Concernant les protéines de la famille Raf-1, seule B-Raf a été décrite comme mutée (149). Une mutation quasiment unique est observée au niveau de ce gène, conduisant à une substitution d’une valine en un acide glutamique au niveau du codon 600 (V600E). Cette mutation activatrice est responsable d’une augmentation de l’activité kinase de la protéine B-Raf, et il a été montré qu’elle avait des capacités oncogéniques dans des modèles cellulaires (150). Les tumeurs les plus fréquemment mutées sont les cancers de la thyroïde, les mélanomes malins (40%) et les cancers colorectaux (5-10%).

II-4-2-d. RAS et radiosensibilité

Le rôle de RAS dans la radiosensibilité a été étudié dans de nombreux travaux. Les premières études menées sur des cellules de rongeur ont montré que les cellules transfectées avec le gène RAS étaient plus radiorésistantes. Les premiers résultats observés dans des cellules humaines étaient moins concluants. Plusieurs approches ont été utilisées pour inhiber l’activité ou l’expression de RAS dont l’utilisation d’oligonucléotides antisens, d’anticorps simple chaîne dans un adénovirus et d’inhibiteurs de la farnésyltransférase, permettant d’obtenir une radiosensibilisation (151-153).

Des données comparatives provenant de différents modèles cellulaires concluent que la présence de protéines HRAS, KRAS et NRAS mutées protège les cellules de l’effet toxique des radiations ionisantes en activant la voie PI3K (13, 154- 157). Dans les cellules de cancer colique HCT116 porteuses de la mutation activatrice KRAS D13, la radiosensibilité était liée à la signalisation par la voie ERK1/2 (158). D’autres études ont aussi montré que les cellules HCT116 utilisaient la voie ERK1/2 en priorité pour se protéger des radiations ionisantes. Dans ces études, des cellules HCT116 isogéniques exprimant la protéine mutée active HRAS V12 avec une délétion de l’expression de KRAS D13 utilisaient préférentiellement la voie PI3K (159-161).

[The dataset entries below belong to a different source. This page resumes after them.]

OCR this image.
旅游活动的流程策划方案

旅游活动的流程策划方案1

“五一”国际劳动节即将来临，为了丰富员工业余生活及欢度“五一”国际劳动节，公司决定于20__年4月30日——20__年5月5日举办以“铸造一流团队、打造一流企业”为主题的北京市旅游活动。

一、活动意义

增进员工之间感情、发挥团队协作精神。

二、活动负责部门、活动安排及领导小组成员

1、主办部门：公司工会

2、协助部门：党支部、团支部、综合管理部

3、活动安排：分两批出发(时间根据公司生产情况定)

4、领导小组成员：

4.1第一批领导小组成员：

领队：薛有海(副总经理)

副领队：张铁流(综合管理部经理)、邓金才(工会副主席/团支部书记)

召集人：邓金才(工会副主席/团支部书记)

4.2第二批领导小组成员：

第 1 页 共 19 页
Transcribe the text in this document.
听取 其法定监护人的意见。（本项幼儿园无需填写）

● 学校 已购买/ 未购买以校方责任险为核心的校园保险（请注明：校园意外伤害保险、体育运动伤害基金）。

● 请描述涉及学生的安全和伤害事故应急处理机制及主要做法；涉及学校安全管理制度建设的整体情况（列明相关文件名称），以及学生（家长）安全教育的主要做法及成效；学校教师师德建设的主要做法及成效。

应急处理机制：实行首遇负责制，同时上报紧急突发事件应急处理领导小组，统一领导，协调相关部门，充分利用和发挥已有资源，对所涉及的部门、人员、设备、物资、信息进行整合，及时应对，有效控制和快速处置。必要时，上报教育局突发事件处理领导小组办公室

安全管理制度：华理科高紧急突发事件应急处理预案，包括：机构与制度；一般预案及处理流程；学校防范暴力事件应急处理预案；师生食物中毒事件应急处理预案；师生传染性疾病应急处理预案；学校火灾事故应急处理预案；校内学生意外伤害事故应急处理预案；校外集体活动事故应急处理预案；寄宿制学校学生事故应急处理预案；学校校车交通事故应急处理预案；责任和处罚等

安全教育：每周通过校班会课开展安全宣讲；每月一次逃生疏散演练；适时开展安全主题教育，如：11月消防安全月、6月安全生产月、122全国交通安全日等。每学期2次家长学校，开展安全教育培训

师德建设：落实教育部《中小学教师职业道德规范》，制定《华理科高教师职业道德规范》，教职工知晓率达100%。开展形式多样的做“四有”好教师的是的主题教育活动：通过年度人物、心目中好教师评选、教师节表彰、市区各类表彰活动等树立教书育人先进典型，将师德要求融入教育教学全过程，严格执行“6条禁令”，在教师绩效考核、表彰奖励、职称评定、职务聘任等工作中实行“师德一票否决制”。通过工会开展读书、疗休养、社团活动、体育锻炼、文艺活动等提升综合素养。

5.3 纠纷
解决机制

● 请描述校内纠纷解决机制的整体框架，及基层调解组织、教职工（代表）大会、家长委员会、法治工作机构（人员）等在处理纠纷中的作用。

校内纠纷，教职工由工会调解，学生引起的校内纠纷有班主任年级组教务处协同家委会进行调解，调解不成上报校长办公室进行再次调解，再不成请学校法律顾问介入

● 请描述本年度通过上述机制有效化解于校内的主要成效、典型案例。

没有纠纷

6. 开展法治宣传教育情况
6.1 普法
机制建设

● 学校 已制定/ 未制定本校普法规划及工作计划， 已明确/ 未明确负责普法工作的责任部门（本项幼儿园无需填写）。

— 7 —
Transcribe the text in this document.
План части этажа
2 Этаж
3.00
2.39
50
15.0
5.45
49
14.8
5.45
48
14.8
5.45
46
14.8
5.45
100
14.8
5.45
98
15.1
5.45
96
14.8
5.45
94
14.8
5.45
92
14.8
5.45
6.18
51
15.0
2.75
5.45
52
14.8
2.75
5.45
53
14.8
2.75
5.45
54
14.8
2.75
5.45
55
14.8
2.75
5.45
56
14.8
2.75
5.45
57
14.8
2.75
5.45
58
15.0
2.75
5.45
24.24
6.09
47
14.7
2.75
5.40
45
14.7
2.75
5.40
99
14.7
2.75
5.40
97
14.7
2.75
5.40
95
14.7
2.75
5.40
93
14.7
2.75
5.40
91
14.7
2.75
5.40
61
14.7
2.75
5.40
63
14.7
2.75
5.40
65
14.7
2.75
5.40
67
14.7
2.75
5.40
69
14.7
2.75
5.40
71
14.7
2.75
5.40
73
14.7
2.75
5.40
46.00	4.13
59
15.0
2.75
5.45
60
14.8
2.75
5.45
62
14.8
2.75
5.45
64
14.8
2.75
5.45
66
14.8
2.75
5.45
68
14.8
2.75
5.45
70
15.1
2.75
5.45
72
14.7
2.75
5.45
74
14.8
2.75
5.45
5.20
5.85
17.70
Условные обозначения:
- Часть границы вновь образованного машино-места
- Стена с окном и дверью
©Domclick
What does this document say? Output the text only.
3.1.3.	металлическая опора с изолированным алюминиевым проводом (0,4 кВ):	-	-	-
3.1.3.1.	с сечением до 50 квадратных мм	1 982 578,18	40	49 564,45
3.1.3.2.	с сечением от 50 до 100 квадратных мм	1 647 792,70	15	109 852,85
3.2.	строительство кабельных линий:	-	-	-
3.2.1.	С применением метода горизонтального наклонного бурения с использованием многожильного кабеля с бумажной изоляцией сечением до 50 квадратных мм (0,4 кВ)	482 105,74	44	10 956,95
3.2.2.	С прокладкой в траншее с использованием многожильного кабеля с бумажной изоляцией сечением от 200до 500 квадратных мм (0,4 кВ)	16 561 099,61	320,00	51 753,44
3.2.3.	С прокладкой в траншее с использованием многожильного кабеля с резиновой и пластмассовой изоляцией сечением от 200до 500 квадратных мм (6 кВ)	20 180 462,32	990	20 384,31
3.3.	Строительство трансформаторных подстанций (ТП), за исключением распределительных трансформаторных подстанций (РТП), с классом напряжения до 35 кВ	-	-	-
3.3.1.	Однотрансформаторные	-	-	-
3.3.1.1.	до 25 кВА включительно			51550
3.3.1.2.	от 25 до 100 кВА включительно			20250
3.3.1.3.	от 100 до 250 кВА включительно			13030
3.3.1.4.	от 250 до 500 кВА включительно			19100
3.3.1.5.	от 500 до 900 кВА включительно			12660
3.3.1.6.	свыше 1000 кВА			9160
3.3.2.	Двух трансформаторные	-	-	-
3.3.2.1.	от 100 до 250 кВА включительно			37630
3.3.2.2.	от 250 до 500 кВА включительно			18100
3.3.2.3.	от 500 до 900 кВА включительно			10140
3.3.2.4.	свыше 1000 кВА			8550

Ceci suggère que les différents membres de la famille RAS, HRAS et KRAS, peuvent générer des signaux de radioprotection qualitativement différents en activant différentes voies de signalisation. L’inhibition de l’activité de PI3K par le LY294002 ou la wortmannine radiosensibilise les cellules tumorales exprimant une mutation de RAS sans affecter les cellules RAS wild type (13, 162). L’inhibition de la voie Raf/MEK/MAPK donne des résultats contradictoires.

Récemment, l’hypothèse a été faite que la radiorésistance des cellules KRAS mutées était plutôt le résultat de l’activation constitutive de la boucle de sécrétion

autocrine du TGFα et stimulation d’EGFR (106, 163).

Par conséquent, l’identification des voies de signalisation activées par RAS et induisant une réponse altérée des cellules tumorales à l’irradiation est d’un intérêt majeur, ces voies pouvant être les cibles potentielles de manipulations visant à accroître la radiosensibilité tumorale.